Let me tell you, when I say the pit that evolved on the floor of the Mid Hudson Civic Center was the largest and craziest I have ever seen, I am not exaggerating in the least. You think things were hectic at CBGB on hardcore Sunday? Imagine that intensity coming from a bunch of rural laborers who have nothing better to do than drink cases of Milwaukee's Best, bang their head to Slayer's "South of Heaven" and punch people in the face.
The moshing wasn't nearly as chaotic at Anthrax's triumphant homecoming gig at New York's new Nokia Theatre. But the true believers still turned out in droves to see the classic Anthrax lineup deliver 20-odd years of disease spreading, time-persisting, euphoric fistfuls of metal.

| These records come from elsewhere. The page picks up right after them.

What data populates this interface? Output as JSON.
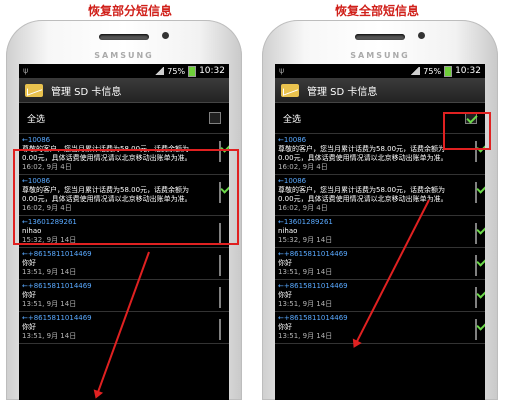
{
  "captions": {
    "left": "恢复部分短信息",
    "right": "恢复全部短信息"
  },
  "phones": [
    {
      "brand": "SAMSUNG",
      "status": {
        "usb": "ψ",
        "battery": "75%",
        "time": "10:32"
      },
      "app_title": "管理 SD 卡信息",
      "select_all": {
        "label": "全选",
        "checked": false
      },
      "messages": [
        {
          "sender": "←10086",
          "body": "尊敬的客户，您当月累计话费为58.00元，话费余额为0.00元，具体话费使用情况请以北京移动出账单为准。",
          "date": "16:02, 9月 4日",
          "checked": true
        },
        {
          "sender": "←10086",
          "body": "尊敬的客户，您当月累计话费为58.00元，话费余额为0.00元，具体话费使用情况请以北京移动出账单为准。",
          "date": "16:02, 9月 4日",
          "checked": true
        },
        {
          "sender": "←13601289261",
          "body": "nihao",
          "date": "15:32, 9月 14日",
          "checked": false
        },
        {
          "sender": "←+8615811014469",
          "body": "你好",
          "date": "13:51, 9月 14日",
          "checked": false
        },
        {
          "sender": "←+8615811014469",
          "body": "你好",
          "date": "13:51, 9月 14日",
          "checked": false
        },
        {
          "sender": "←+8615811014469",
          "body": "你好",
          "date": "13:51, 9月 14日",
          "checked": false
        }
      ]
    },
    {
      "brand": "SAMSUNG",
      "status": {
        "usb": "ψ",
        "battery": "75%",
        "time": "10:32"
      },
      "app_title": "管理 SD 卡信息",
      "select_all": {
        "label": "全选",
        "checked": true
      },
      "messages": [
        {
          "sender": "←10086",
          "body": "尊敬的客户，您当月累计话费为58.00元，话费余额为0.00元，具体话费使用情况请以北京移动出账单为准。",
          "date": "16:02, 9月 4日",
          "checked": true
        },
        {
          "sender": "←10086",
          "body": "尊敬的客户，您当月累计话费为58.00元，话费余额为0.00元，具体话费使用情况请以北京移动出账单为准。",
          "date": "16:02, 9月 4日",
          "checked": true
        },
        {
          "sender": "←13601289261",
          "body": "nihao",
          "date": "15:32, 9月 14日",
          "checked": true
        },
        {
          "sender": "←+8615811014469",
          "body": "你好",
          "date": "13:51, 9月 14日",
          "checked": true
        },
        {
          "sender": "←+8615811014469",
          "body": "你好",
          "date": "13:51, 9月 14日",
          "checked": true
        },
        {
          "sender": "←+8615811014469",
          "body": "你好",
          "date": "13:51, 9月 14日",
          "checked": true
        }
      ]
    }
  ]
}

After hobbling through the '90s and early '00s without a thumb and forefinger, it was wonderful to see both original guitarist Dan Spitz and the mighty Joey Belladonna, one of the greatest power belters in heavy metal, back in the fold. And with these guys all in, perennial drummer Charlie Benante, bassist Frank Bello and guitarist Scott Ian haven't sounded this driven since that tour with PE.
They played just about everything you wanted to hear from them in just a few minutes shy of two hours. The old schoolers reveled in the performances of such early anthems as "Medusa" from 1985's "Spreading the Disease" and "Death Rider" from the under-appreciated "Fistful of Metal."
Those more partial to such LPs as 1988's "State of Euphoria" and the 1991 Belladonna swan song "Persistence of Time" were appeased by choice cuts like "Be All End All," "Antisocial" and a perfect cover of Joe Jackson's "Got the Time." Shoot, they even busted out their pioneering rap-metal nugget "I'm the Man."
But ultimately, it was the 1987 thrashsterpiece Among the Living that ruled the set list this evening. Anthrax tore through about half of the album with unmerciful versions of "Caught in a Mosh," "I Am the Law," the killer title cut, "N.F.L." and an extended take on "Indians."
At the end of the night, Ian promised the band is working on "the most brutal f***ing Anthrax album yet." If this show was any indication of things to come, you might be wise to believe him.